Güneş ışınlarının yaşlandırma tesiriyle ilgili yapılan deney



Güneş ışınlarının yaşlandırma tesirini ölçmek isteyen bilim insanları bir kümeye düzenli olarak güneş kremi kullanan insanları koyar. Öteki kümeye ise güneş kremi kullanmayan denetim kümesi yerleştirilir. Bu deneyin kararına nazaran hiç güneş kremi kullanmayan kişilerin % 24 daha fazla yaşlandığı gözlemlenmiştir.

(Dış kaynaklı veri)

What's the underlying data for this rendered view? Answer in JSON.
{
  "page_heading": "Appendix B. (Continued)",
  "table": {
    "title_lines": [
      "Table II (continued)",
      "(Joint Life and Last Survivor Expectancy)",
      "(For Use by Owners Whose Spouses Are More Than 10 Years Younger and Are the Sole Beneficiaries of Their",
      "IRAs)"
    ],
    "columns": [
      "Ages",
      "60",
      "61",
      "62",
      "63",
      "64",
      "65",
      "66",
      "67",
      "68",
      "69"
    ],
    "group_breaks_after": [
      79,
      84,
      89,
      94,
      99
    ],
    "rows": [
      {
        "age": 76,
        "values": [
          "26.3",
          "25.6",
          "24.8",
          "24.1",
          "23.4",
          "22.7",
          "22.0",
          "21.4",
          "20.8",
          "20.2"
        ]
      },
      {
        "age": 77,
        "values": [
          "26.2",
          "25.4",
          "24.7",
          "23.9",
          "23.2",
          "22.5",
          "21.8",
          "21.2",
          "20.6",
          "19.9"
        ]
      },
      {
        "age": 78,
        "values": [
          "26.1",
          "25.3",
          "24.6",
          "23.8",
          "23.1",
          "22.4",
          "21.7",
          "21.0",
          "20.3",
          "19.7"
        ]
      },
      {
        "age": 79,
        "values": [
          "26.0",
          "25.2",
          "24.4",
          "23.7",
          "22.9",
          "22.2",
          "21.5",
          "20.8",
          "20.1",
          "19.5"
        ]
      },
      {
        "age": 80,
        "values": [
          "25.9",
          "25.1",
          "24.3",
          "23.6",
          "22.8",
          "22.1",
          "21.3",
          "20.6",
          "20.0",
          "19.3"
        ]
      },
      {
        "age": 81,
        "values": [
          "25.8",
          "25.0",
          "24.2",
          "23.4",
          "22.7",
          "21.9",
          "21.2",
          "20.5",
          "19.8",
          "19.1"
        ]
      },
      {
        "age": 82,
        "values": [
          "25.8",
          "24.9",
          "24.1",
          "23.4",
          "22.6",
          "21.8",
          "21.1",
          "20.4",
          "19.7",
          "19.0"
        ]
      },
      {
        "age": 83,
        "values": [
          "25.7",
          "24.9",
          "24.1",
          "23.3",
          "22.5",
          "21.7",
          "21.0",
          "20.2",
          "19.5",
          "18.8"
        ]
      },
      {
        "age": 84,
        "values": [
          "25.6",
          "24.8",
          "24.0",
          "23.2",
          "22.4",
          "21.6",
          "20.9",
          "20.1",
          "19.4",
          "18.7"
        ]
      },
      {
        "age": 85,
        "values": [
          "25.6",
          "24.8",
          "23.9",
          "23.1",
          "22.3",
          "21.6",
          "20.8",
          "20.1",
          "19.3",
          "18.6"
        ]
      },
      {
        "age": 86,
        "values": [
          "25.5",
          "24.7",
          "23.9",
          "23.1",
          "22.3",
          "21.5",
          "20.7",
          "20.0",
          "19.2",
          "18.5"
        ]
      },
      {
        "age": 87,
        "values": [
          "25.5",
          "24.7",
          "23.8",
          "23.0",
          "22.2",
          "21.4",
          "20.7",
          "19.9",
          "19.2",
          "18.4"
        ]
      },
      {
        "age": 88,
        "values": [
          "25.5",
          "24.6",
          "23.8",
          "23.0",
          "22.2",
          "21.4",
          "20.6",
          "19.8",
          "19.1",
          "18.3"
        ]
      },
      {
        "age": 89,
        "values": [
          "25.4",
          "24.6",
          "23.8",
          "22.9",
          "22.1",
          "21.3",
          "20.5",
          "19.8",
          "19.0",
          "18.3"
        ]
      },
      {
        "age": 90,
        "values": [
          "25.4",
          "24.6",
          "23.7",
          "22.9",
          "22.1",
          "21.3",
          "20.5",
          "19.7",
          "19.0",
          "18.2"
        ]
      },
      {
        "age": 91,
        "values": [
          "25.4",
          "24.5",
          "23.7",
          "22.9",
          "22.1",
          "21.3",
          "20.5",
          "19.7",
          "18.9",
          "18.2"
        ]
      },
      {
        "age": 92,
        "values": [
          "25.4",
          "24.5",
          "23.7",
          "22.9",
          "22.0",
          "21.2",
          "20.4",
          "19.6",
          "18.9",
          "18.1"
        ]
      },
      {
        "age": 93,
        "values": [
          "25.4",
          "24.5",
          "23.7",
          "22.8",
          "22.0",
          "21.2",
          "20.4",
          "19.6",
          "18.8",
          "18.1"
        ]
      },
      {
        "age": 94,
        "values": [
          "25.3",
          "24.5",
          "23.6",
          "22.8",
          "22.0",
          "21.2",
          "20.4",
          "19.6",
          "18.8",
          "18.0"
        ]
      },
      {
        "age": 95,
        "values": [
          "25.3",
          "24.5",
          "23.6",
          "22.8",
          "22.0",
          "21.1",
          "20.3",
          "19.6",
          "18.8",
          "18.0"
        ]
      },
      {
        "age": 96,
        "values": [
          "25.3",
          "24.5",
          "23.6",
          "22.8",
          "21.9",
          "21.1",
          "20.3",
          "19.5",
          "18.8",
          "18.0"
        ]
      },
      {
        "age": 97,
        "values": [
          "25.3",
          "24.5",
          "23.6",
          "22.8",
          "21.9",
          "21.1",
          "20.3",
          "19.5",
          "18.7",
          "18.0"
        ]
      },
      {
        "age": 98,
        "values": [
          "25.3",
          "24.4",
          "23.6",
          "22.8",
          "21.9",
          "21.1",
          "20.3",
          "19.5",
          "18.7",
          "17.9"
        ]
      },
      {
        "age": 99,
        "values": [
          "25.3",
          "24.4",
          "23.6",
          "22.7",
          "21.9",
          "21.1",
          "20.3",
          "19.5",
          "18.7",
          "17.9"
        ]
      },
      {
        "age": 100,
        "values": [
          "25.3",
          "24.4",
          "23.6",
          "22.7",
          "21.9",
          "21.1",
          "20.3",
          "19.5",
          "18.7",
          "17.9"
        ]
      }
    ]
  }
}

Bu bilgiler ışığında, ciltte en büyük özgür radikal hasara güneşin ziyanlı ışınlarının yol açtığı kararınu elde ediyoruz. Ortalama bir müdafaa bedeline sahip güneş kreminin geçmişe dönük hasarlarını %100 oranla aksine çeviremediğini; fakat çabucak hemen oluşmamış hasarların önüne geçmekte gayet tesirli olduğunu söyleyebiliyoruz.

Güneş kremlerini her gün kullanmalı mıyız?


Sonuca baktığımızda güneş kremlerinin sıhhatiniz için de değerli olduğunu görüyoruz. Havanın sıcaklığından bağımsız olarak vücudumuza tesir eden ziyanlı güneş ışınlarından korunmak gerekiyor. Her şeyde olduğu üzere Güneş’in de fazlasının ziyan olduğu bilgisinden yola çıkarak tertipli olarak güneş kremi kullanmamız gerekiyor. Yeni bir güneş kremi alırken SPF değerinin yanında UVA ışınlarına karşı da koruduğuna dair açıklamalarına bakmak gerekiyor.